Outside the lamps were lit and tramcars clanged and sparkled. A cryptic drama seemed unfolding throughout the city. An old woman and man argued quietly at a street corner watched by two little girls keeking round the corner of a lighted fruit shop. In a firelit room, seen through a ground-floor window, a man stood with a towel round his neck, shaving perhaps. Near the school they stepped into a room full of smoke, noise and people. Drummond forced a way to the bar and Thaw slid after him between backs and shoulders. Drummond handed him a large whisky and told him to knock it back in one. A blonde and a brunette leaned smiling toward Thaw and the blonde said, “Does your mother know you’re here?”
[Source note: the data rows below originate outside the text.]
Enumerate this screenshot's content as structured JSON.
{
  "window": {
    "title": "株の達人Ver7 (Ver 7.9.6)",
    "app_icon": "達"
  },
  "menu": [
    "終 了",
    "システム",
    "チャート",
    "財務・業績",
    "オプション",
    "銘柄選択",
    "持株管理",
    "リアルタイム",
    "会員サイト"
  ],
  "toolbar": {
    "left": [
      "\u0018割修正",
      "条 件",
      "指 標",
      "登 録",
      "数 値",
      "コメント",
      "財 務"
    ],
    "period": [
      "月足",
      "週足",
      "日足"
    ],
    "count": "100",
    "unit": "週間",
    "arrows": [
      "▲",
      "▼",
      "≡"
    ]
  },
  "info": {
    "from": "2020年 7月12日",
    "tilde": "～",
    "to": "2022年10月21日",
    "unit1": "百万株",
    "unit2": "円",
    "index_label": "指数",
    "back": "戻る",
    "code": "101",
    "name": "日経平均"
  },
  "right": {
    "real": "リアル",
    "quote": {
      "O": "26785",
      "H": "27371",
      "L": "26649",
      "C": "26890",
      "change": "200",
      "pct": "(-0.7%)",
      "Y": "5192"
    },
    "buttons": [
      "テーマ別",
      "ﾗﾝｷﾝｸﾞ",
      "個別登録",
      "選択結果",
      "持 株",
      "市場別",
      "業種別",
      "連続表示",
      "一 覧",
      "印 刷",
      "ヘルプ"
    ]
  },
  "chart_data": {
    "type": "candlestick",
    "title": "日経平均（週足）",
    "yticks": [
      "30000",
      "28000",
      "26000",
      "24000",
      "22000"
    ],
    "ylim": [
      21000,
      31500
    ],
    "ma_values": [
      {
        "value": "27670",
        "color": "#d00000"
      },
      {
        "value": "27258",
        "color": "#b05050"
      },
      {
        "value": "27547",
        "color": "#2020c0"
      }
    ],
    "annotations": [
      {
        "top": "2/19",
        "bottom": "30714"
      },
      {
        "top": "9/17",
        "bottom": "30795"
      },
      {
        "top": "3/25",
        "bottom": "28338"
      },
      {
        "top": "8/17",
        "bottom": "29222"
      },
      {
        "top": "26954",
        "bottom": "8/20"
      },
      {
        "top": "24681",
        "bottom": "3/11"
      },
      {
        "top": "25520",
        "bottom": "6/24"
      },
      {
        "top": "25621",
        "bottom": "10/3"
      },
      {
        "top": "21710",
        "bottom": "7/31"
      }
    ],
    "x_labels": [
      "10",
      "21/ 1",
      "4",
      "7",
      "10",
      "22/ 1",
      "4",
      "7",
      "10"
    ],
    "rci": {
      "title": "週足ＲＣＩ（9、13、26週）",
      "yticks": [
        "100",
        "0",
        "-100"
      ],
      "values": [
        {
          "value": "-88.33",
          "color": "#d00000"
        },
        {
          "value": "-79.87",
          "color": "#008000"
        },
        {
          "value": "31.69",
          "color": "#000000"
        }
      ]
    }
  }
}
He said, “Mibby. She’s dead,” and turned away, pleased by his harshness. Drummond bought two cigars. They lit them, went out and marched up Sauchiehall Street issuing smoke like chimneys. Thaw was surprised to find the stares of the bypassers amusing. He began laughing violently but coughed violently instead.

“For God’s sake don’t inhale, Duncan!” said Drummond, slapping his back.

“There’s prestige in looking ridiculous with you, Aitken.”

The door of the annexe was thronged with people trying to buy tickets or bribe an entrance from the doorkeepers. Drummond and Thaw mounted the steps side by side, Drummond cleaving a path with his great axe-blade-edged nose, Thaw opening one with the pallid inclined carapace of his brow. Officials in exotic costumes shouted “It’s the Drummond!” “It’s the Thaw!” and cheerily ushered them in. The janitor gripped Thaw’s sleeve, drew him aside and indicated Drummond, saying, “Beware of that lad. When drunk he’s fit company for neither man nor brute.”

The triumph of arrival faded. He sat at the edge of the dance hall grinning unhappily at the revolving carnival of couples brushing past his knees, his eyes sucking visions of thighs and hips, fluttering breasts, throats and glances. Molly Tierney, dressed like an oriental dancing girl, spun gleefully in the arms of a white-robed Arab who was McAlpin and saluted Thaw with a raised forefinger. Suddenly two girls said “Hullo!” and sat on each side of him. “Don’t you recognize us?” asked the smaller girl on the left.